In Minnesota, a debt collection lawsuit begins when the defendant is served. “Served” is just a fancy legal word that basically means “delivered”. There are two main ways you can be served by a debt collector: (1) by having the lawsuit handed to you personally; or (2) by having it left at your home with someone of appropriate age. Once you’ve been served, you have 20 days to answer the lawsuit. An answer is a formal legal document that responds to the allegations in the complaint.
If you don’t respond within 20 days of being served by a debt collector, they can apply for a default judgment. The court considers all of the allegations in the complaint to be true and gives your opponent whatever they are asking for. In other words, your opponent wins not because they have a better case, but because you didn’t participate. In debt collection cases, a default judgment is entered administratively by a court clerk without a judge ever seeing the case. Debt buyers love to get default judgments against consumer because they don’t have to present any evidence to a judge.

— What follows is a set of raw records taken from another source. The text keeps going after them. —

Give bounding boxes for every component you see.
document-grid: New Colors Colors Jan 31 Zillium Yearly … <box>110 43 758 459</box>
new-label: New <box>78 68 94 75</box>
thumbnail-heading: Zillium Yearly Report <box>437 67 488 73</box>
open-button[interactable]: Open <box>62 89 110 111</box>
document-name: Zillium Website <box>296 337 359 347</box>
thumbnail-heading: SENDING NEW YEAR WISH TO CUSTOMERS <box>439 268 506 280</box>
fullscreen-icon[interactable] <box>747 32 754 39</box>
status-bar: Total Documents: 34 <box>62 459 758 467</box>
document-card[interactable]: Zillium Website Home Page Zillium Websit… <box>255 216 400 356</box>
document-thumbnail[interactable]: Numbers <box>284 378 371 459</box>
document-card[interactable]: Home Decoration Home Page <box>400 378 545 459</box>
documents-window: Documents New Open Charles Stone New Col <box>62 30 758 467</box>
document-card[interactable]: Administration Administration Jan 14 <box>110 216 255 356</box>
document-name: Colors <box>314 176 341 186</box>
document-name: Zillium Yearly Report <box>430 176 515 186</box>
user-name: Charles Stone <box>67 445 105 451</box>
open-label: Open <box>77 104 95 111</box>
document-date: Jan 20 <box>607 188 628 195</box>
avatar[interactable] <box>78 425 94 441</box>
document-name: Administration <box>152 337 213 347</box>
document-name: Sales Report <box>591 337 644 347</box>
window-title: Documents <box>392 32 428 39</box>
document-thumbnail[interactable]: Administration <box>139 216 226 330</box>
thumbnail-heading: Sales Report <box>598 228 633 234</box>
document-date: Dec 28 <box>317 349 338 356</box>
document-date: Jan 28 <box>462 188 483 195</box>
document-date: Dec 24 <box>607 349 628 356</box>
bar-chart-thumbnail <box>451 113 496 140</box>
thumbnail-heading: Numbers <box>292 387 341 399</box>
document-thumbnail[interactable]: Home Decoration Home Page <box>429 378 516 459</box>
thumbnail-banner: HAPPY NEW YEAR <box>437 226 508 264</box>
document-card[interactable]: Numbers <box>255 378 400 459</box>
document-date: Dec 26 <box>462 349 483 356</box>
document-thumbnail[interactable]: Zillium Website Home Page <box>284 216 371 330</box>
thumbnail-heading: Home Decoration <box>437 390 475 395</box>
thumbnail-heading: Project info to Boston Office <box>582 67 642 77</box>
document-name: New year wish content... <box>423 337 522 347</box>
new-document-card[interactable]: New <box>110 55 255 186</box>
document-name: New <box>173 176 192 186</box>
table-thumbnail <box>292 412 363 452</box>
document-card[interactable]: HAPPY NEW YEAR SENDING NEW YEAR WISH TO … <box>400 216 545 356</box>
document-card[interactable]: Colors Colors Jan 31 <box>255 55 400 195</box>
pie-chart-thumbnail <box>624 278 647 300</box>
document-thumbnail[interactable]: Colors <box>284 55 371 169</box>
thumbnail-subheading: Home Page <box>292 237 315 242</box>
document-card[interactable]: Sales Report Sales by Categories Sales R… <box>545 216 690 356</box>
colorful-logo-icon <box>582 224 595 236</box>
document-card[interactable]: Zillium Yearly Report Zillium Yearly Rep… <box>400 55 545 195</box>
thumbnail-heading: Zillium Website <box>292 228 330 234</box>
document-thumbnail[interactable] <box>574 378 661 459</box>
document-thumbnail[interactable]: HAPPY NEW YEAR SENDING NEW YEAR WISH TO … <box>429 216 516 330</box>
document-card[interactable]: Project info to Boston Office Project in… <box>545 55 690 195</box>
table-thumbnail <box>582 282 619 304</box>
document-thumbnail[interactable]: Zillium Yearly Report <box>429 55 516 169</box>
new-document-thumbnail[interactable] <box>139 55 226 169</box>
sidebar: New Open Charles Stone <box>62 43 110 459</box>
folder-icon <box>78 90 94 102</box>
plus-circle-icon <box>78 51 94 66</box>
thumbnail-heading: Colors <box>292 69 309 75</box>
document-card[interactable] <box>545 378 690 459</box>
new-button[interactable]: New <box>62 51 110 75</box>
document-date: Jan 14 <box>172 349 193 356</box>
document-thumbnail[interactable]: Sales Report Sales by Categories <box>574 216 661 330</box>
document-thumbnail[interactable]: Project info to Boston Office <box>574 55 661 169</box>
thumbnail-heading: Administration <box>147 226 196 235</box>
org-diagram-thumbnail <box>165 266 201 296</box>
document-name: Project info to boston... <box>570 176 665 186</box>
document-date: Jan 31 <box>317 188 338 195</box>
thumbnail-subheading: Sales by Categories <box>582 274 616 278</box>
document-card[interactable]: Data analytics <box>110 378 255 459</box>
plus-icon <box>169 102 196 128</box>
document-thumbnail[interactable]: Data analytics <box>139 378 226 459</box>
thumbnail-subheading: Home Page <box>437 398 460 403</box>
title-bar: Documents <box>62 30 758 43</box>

A judgment, whether entered by default or otherwise, is a court ruling that you owe the money. And once a debt collector has a judgment, they have the power to garnish your bank account and your paycheck. Although judgments can sometimes be overturned, for the most part they are final. That’s why its so important to answer the lawsuit within the 20 days. If you don’t, you no longer can raise any defenses and will probably have to either negotiate a settlement or payment plan with the debt collector or, if the situation is serious enough, consider bankruptcy.